Fetcher properties

The fetcher is the Web Crawler component that actually fetches pages from Web sites. You set the fetcher properties in the default.xml file.

By using the properties listed in the table, you can configure the behavior of the fetcher.
Property Name Property Value
fetcher.delay Value in seconds (default is 2.0). Specifies the number of seconds a fetcher will delay between successive requests to the same server. If you have multiple threads per host, the delay is on a per-thread basis, not across all threads.
fetcher.delay.max Value in seconds (default is 30). Specifies the maximum amount of time to wait between page requests.
fetcher.threads.total Integer (default is 100). Specifies the number of threads the fetcher should use. This value also determines the maximum number of requests that are made at once (because each thread handles one connection).

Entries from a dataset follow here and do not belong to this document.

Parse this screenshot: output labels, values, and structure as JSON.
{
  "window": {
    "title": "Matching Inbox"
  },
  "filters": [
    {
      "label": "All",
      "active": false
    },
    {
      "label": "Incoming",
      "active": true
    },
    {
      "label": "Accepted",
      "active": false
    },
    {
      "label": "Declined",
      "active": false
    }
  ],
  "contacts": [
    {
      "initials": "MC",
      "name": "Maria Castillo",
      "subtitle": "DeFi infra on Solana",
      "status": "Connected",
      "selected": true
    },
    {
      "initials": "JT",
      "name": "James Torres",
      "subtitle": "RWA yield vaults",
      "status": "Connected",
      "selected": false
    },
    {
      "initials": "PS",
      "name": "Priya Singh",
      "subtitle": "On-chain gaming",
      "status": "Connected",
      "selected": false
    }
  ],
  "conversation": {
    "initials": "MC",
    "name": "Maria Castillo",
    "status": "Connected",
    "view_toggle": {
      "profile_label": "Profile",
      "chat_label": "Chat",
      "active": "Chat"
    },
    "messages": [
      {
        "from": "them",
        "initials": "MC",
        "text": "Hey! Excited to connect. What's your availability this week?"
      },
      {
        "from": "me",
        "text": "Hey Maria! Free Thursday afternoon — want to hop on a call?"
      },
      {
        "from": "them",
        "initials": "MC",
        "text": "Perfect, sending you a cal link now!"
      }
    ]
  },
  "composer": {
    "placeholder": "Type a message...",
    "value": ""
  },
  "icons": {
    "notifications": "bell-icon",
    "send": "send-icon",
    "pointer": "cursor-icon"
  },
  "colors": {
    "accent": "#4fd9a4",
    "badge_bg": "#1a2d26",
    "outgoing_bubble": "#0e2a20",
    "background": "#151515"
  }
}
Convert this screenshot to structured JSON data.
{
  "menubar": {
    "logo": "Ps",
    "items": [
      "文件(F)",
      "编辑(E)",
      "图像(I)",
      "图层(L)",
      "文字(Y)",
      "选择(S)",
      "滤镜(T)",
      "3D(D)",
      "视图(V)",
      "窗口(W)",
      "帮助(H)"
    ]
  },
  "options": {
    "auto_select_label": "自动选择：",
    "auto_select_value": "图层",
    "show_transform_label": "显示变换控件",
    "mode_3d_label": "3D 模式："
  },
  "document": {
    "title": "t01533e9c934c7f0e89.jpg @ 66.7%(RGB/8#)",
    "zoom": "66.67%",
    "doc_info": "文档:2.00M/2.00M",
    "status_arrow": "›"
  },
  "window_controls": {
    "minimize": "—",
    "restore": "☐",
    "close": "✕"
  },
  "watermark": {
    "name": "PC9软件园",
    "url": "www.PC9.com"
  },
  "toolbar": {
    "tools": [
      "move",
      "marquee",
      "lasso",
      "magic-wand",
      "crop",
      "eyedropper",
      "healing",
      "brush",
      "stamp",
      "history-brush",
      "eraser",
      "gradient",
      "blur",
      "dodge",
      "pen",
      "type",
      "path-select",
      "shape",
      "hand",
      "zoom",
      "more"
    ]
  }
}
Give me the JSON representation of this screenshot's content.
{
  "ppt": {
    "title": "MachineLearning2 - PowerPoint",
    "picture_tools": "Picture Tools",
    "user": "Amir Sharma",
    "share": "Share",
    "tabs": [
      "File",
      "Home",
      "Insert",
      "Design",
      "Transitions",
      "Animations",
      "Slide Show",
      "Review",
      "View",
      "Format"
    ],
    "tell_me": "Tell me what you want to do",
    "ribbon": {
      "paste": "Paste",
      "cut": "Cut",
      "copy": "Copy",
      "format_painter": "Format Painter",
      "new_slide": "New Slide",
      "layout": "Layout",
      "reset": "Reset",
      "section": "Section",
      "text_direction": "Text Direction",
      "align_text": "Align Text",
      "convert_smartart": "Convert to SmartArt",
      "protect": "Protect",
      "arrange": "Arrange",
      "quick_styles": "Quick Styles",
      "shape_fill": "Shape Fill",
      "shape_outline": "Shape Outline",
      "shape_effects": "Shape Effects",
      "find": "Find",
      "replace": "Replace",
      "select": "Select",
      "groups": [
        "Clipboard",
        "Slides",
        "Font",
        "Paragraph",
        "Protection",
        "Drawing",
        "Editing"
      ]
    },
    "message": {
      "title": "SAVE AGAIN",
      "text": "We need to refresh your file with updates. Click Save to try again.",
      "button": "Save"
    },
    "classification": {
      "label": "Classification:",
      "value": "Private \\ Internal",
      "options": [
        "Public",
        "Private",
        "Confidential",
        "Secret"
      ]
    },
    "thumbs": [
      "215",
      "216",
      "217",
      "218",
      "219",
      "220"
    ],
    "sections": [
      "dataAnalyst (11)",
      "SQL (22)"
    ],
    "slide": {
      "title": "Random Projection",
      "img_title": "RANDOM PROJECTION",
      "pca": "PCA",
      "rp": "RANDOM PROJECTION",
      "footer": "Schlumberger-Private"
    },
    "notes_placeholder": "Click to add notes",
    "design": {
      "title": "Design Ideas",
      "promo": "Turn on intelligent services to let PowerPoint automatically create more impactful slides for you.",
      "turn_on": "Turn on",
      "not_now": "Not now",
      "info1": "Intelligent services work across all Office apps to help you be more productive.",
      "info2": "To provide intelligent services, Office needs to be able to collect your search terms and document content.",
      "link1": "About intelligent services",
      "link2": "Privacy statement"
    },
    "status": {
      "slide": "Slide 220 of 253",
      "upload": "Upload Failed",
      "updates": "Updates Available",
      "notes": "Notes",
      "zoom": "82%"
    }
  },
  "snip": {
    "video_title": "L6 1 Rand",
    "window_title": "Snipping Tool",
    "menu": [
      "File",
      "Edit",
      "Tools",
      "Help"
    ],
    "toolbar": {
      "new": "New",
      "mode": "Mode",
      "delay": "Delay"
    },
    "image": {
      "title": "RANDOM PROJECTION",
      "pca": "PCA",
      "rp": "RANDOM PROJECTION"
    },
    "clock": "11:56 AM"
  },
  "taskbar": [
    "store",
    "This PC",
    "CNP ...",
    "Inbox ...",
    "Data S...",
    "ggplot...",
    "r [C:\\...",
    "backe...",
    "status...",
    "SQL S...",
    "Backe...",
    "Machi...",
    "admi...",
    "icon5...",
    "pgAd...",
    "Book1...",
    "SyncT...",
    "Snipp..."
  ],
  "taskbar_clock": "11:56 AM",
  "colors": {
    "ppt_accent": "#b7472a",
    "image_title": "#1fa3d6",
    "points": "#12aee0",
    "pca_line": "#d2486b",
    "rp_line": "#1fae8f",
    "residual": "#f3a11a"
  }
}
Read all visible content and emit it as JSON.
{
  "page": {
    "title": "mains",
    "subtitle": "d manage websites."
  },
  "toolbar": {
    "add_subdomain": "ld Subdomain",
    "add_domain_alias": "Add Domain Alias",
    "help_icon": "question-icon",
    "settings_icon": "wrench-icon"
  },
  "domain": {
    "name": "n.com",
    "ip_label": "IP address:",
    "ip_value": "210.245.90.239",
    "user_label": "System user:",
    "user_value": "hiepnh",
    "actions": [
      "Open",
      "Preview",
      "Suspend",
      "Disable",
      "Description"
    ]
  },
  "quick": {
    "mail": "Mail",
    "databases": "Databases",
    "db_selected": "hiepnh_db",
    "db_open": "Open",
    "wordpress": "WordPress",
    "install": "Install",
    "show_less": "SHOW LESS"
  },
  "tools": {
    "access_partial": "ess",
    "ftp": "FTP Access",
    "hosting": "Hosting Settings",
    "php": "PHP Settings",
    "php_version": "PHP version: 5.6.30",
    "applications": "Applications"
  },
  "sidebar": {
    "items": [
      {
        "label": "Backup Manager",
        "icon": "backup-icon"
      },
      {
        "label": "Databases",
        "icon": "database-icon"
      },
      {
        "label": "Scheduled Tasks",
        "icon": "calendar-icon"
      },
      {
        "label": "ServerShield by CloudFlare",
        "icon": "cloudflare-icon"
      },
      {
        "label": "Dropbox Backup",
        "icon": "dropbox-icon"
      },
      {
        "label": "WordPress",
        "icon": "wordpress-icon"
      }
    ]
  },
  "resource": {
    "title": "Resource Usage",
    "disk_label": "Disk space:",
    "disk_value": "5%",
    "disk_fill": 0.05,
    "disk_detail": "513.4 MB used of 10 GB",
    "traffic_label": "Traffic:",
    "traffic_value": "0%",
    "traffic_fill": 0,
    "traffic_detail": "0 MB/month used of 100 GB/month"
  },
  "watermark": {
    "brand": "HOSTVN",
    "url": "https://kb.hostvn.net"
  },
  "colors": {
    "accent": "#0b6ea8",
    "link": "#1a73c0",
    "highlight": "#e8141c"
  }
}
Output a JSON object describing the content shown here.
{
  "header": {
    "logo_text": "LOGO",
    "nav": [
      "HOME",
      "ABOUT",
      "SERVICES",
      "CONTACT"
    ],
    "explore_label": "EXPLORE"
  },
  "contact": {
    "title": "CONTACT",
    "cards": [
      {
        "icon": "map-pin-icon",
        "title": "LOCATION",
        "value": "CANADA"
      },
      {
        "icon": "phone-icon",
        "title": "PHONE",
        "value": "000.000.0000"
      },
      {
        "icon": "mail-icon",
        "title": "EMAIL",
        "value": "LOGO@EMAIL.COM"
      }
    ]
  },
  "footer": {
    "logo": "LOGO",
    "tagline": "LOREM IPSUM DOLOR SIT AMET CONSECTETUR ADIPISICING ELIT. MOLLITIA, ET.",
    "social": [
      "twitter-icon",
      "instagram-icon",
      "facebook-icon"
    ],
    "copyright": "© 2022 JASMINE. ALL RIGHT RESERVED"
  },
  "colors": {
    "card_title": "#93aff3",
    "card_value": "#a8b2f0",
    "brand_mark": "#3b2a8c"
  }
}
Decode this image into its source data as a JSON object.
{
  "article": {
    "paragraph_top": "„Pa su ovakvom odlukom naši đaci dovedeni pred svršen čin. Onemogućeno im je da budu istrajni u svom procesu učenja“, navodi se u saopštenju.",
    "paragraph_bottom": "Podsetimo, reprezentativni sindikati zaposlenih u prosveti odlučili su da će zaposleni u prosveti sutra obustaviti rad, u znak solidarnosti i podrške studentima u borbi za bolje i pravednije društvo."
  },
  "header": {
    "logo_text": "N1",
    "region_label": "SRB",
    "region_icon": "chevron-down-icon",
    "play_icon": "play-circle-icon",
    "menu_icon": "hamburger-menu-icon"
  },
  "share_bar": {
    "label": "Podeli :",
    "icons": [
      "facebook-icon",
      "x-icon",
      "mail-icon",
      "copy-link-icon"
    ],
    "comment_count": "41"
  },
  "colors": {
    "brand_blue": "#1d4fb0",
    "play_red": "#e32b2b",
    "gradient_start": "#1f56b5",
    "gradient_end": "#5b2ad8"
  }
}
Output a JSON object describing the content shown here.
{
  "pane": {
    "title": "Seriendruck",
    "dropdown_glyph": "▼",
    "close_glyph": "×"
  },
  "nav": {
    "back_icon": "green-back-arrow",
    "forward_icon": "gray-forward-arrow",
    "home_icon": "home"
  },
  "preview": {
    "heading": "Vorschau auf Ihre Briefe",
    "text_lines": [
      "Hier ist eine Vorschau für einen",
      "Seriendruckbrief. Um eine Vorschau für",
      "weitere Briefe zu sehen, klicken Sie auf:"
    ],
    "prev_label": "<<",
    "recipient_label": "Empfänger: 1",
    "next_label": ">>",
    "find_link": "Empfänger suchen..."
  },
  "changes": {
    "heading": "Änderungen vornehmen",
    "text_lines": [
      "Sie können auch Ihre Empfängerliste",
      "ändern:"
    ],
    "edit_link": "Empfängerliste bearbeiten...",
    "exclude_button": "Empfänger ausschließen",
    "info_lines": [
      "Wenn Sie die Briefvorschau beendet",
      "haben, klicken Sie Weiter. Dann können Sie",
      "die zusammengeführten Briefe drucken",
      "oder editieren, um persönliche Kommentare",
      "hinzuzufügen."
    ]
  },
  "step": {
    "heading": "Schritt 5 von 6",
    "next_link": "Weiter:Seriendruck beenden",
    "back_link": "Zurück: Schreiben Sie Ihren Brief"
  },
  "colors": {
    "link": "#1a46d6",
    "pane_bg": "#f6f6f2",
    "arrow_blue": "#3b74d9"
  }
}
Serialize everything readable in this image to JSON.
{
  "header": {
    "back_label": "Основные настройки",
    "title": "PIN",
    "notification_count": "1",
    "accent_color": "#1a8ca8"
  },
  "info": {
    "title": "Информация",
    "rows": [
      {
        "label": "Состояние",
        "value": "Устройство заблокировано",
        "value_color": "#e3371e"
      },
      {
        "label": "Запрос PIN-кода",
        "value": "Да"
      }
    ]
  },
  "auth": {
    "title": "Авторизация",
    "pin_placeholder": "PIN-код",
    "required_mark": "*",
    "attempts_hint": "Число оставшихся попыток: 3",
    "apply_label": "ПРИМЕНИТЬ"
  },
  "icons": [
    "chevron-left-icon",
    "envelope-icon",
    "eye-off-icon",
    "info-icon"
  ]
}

fetcher.threads.per-host Integer (default is 1). Specifies the maximum number of threads that should be allowed to access a host at one time.
fetcher.retry.max Integer (default is 3). Specifies the maximum number of times that a page will be retried. The page is skipped if it cannot be fetched in this number of retries.
fetcher.retry.delay Value in seconds (default is 5). Specifies the delay between subsequent retries on the same page. If this value is less than the fetcher.delay value, then the value of fetcher.delay is used instead.